Department of Pediatrics, Kaohsiung Chang Gung Memorial Hospital, Chang Gung University College of Medicine, Kaohsiung, Taiwan.
Pediatr Pulmonol. 2020 Sep;55(9):2457-2462. doi: 10.1002/ppul.24947. Epub 2020 Jul 15.
Serum C-reactive protein (CRP) is a sensitive biomarker for inflammation and is broadly used to clinically diagnose infectious diseases, including pneumonia. However, blood sampling is fraught with technical difficulties in children. The salivary analysis may be a potential diagnostic tool, as it is noninvasive, patient-friendly, and easy to perform in children. This study aimed to evaluate the use of salivary CRP as a biomarker for children with pneumonia.
A prospective study was conducted in patients aged 2 to 17 years, admitted to the hospital with pneumonia. Saliva and serum samples for CRP and chemokine determination were collected at the initial admission and during a follow-up from pediatric patients with pneumonia. Salivary samples were also collected from healthy subjects used as controls.
A total of 60 healthy children and 106 pediatric patients with pneumonia were enrolled in this study.
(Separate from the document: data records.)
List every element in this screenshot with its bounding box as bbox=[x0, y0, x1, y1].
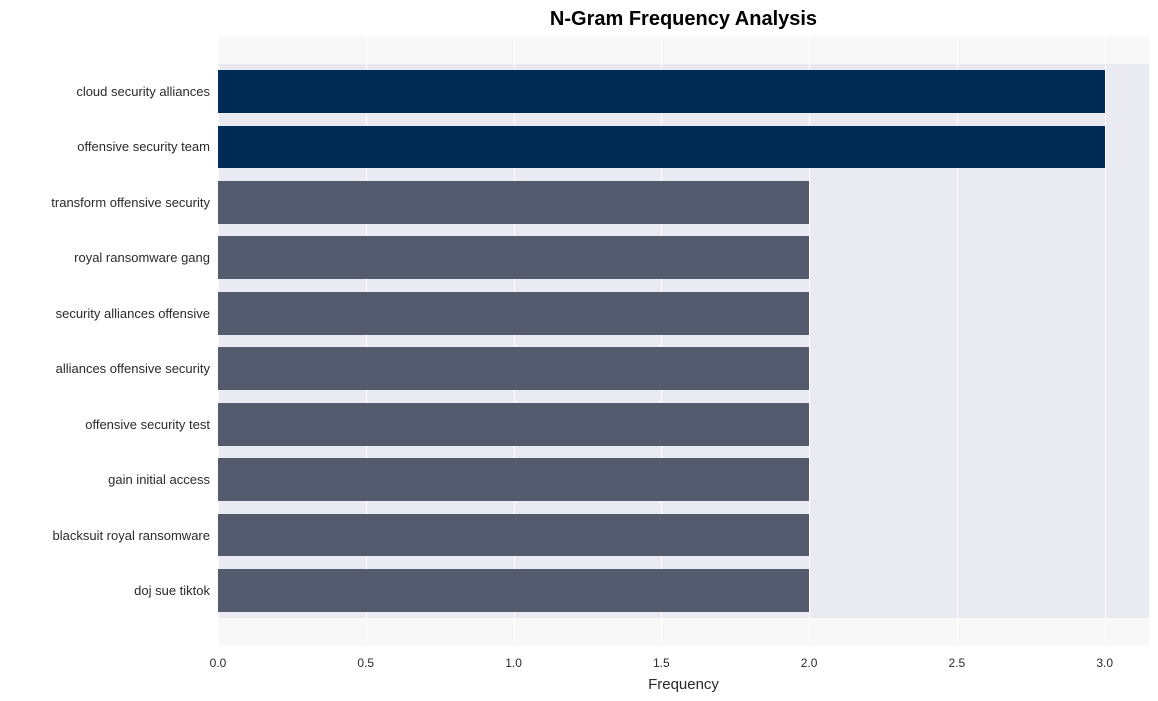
x-tick: 3.0 bbox=[1096, 656, 1113, 670]
y-tick-label: alliances offensive security bbox=[56, 361, 218, 376]
bar bbox=[218, 403, 809, 446]
y-tick-label: doj sue tiktok bbox=[134, 583, 218, 598]
bar bbox=[218, 458, 809, 501]
x-tick: 1.5 bbox=[653, 656, 670, 670]
x-tick: 1.0 bbox=[505, 656, 522, 670]
y-tick-label: cloud security alliances bbox=[76, 84, 218, 99]
y-tick-label: offensive security test bbox=[85, 417, 218, 432]
bar bbox=[218, 70, 1105, 113]
y-tick-label: transform offensive security bbox=[51, 195, 218, 210]
x-tick: 2.0 bbox=[801, 656, 818, 670]
y-tick-label: offensive security team bbox=[77, 139, 218, 154]
bar bbox=[218, 514, 809, 557]
chart-title: N-Gram Frequency Analysis bbox=[218, 8, 1149, 31]
y-tick-label: security alliances offensive bbox=[56, 306, 218, 321]
bar bbox=[218, 181, 809, 224]
plot-area: 0.00.51.01.52.02.53.0cloud security alli… bbox=[218, 36, 1149, 646]
bar bbox=[218, 236, 809, 279]
x-axis-label: Frequency bbox=[218, 676, 1149, 693]
x-tick: 2.5 bbox=[949, 656, 966, 670]
bar bbox=[218, 126, 1105, 169]
bar bbox=[218, 292, 809, 335]
y-tick-label: blacksuit royal ransomware bbox=[52, 528, 218, 543]
y-tick-label: royal ransomware gang bbox=[74, 250, 218, 265]
ngram-chart: N-Gram Frequency Analysis 0.00.51.01.52.… bbox=[0, 0, 1158, 701]
x-tick: 0.0 bbox=[210, 656, 227, 670]
gridline bbox=[1105, 36, 1106, 646]
bar bbox=[218, 347, 809, 390]
x-tick: 0.5 bbox=[357, 656, 374, 670]
bar bbox=[218, 569, 809, 612]
y-tick-label: gain initial access bbox=[108, 472, 218, 487]
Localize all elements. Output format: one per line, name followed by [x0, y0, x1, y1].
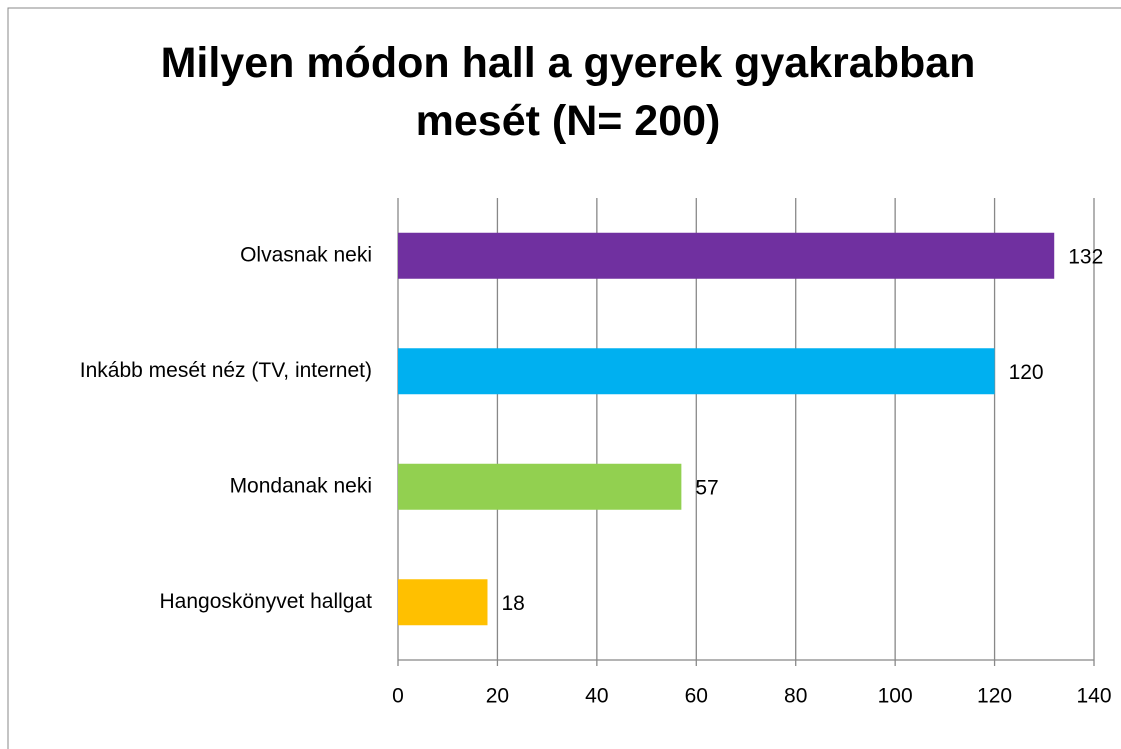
chart-title: Milyen módon hall a gyerek gyakrabban me…	[160, 39, 976, 145]
y-tick-label: Mondanak neki	[230, 474, 372, 497]
x-tick-label: 140	[1076, 685, 1111, 708]
y-tick-label: Olvasnak neki	[240, 243, 372, 266]
value-label: 132	[1068, 245, 1103, 268]
y-tick-label: Inkább mesét néz (TV, internet)	[80, 359, 372, 382]
x-tick-label: 100	[878, 685, 913, 708]
chart-border	[7, 7, 1121, 749]
x-tick-label: 120	[977, 685, 1012, 708]
x-tick-label: 0	[392, 685, 404, 708]
bar	[398, 463, 682, 510]
bar	[398, 579, 488, 626]
x-tick-label: 60	[685, 685, 708, 708]
x-tick-label: 80	[784, 685, 807, 708]
x-tick-label: 40	[585, 685, 608, 708]
bar	[398, 232, 1055, 279]
y-tick-label: Hangoskönyvet hallgat	[160, 590, 373, 613]
value-label: 120	[1009, 361, 1044, 384]
bar	[398, 348, 995, 395]
value-label: 18	[501, 592, 524, 615]
x-tick-label: 20	[486, 685, 509, 708]
value-label: 57	[695, 476, 718, 499]
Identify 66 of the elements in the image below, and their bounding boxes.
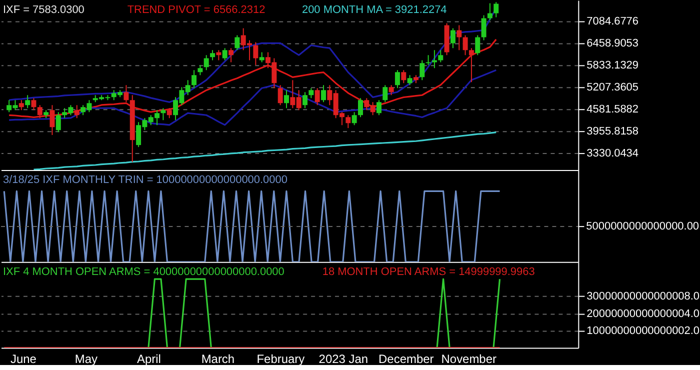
y-tick-label: 7084.6776 <box>586 16 639 28</box>
candlestick <box>352 112 357 126</box>
candlestick <box>160 108 166 121</box>
candlestick <box>487 2 492 21</box>
candlestick <box>388 84 394 96</box>
candlestick <box>401 70 406 84</box>
candlestick <box>426 54 431 66</box>
candlestick <box>124 84 129 103</box>
y-tick-label: 20000000000000004.0 <box>586 308 700 320</box>
candlestick <box>204 54 209 71</box>
x-tick-label: November <box>441 352 496 366</box>
x-tick-label: June <box>10 352 37 366</box>
candlestick <box>456 24 462 51</box>
candlestick <box>192 70 197 89</box>
candlestick <box>259 52 264 63</box>
candlestick <box>382 84 388 103</box>
candlestick <box>278 84 283 106</box>
candlestick <box>346 114 351 129</box>
candlestick <box>210 50 216 61</box>
y-tick-label: 30000000000000008.0 <box>586 290 700 303</box>
candlestick <box>468 48 474 83</box>
candlestick <box>216 50 222 61</box>
candlestick <box>198 64 203 76</box>
candlestick <box>358 98 363 118</box>
candlestick <box>376 100 382 116</box>
candlestick <box>438 50 444 63</box>
y-tick-label: 3955.8158 <box>586 126 639 138</box>
candlestick <box>394 70 400 89</box>
y-tick-label: 6458.9053 <box>586 38 639 50</box>
text: 200 MONTH MA = 3921.2274 <box>302 4 447 16</box>
y-tick-label: 10000000000000002.0 <box>586 325 700 338</box>
line-series <box>32 132 497 170</box>
candlestick <box>462 34 468 56</box>
candlestick <box>56 112 61 133</box>
x-tick-label: December <box>378 352 434 366</box>
candlestick <box>407 74 412 86</box>
y-tick-label: 5833.1329 <box>586 60 639 72</box>
candlestick <box>25 94 30 109</box>
candlestick <box>420 60 425 81</box>
candlestick <box>302 92 308 109</box>
candlestick <box>321 84 326 103</box>
text: 5000000000000000.00 <box>586 220 700 233</box>
chart-title: IXF = 7583.0300 <box>2 4 84 16</box>
candlestick <box>18 100 24 111</box>
candlestick <box>308 88 314 99</box>
x-tick-label: March <box>201 352 235 366</box>
candlestick <box>222 48 228 61</box>
text: 18 MONTH OPEN ARMS = 14999999.9963 <box>322 266 535 278</box>
text: TREND PIVOT = 6566.2312 <box>127 4 266 16</box>
series-label: 3/18/25 IXF MONTHLY TRIN = 10000000000000000.0000 <box>2 174 288 186</box>
candlestick <box>234 34 240 51</box>
y-tick-label: 5207.3605 <box>586 82 639 94</box>
candlestick <box>253 42 258 66</box>
series-label: IXF 4 MONTH OPEN ARMS = 40000000000000000.0000 <box>2 266 284 278</box>
candlestick <box>494 2 499 18</box>
candlestick <box>475 34 480 56</box>
y-tick-label: 3330.0434 <box>586 148 639 160</box>
candlestick <box>314 88 320 106</box>
candlestick <box>450 28 456 49</box>
candlestick <box>284 90 289 109</box>
x-tick-label: 2023 Jan <box>318 352 368 366</box>
candlestick <box>481 14 486 41</box>
candlestick <box>432 50 437 69</box>
candlestick <box>228 48 234 63</box>
y-tick-label: 4581.5882 <box>586 104 639 116</box>
candlestick <box>31 98 36 111</box>
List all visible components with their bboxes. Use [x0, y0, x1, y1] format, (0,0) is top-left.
The salivary CRP level was much higher in pediatric patients with pneumonia than in healthy children (48.77 ± 5.52 ng/mL vs 14.78 ± 3.92 ng/mL; P < .001). Salivary CRP level was highly correlated with serum CRP level in pediatric patients with pneumonia (r = .679; P < .001). Salivary CRP level (≥40.307 ng/mL) can be used to predict high serum CRP levels (≥80 mg/L) with an area under the curve of 0.810 (95% confidence interval, 0.740-0.881). As pneumonia improved, both salivary and serum CRP levels decreased during follow-up.
Salivary CRP could be an alternative biomarker for serum CRP in pediatric patients with pneumonia. This is especially beneficial for pediatric patients, as saliva collection is simple, noninvasive, and patient-friendly.
血清 C 反应蛋白(CRP)是炎症的敏感生物标志物,广泛用于临床诊断包括肺炎在内的传染病。然而,血液采样在儿童中存在技术困难。唾液分析可能是一种潜在的诊断工具,因为它是非侵入性的、患者友好的,并且易于在儿童中进行。本研究旨在评估唾液 CRP 作为肺炎患儿的生物标志物的用途。
对因肺炎入院的 2 至 17 岁的患者进行前瞻性研究。在肺炎患儿的初始入院和随访期间采集唾液和血清样本以测定 CRP 和趋化因子。还收集了健康受试者的唾液样本作为对照。
本研究共纳入 60 名健康儿童和 106 名肺炎患儿。肺炎患儿的唾液 CRP 水平明显高于健康儿童(48.77±5.52ng/mL vs 14.78±3.92ng/mL;P<0.001)。肺炎患儿的唾液 CRP 水平与血清 CRP 水平高度相关(r=0.679;P<0.001)。唾液 CRP 水平(≥40.307ng/mL)可用于预测血清 CRP 水平(≥80mg/L)较高,曲线下面积为 0.810(95%置信区间,0.740-0.881)。随着肺炎的改善,在随访期间,唾液和血清 CRP 水平均降低。
唾液 CRP 可作为肺炎患儿血清 CRP 的替代生物标志物。这对于儿科患者特别有益,因为唾液采集简单、非侵入性且患者友好。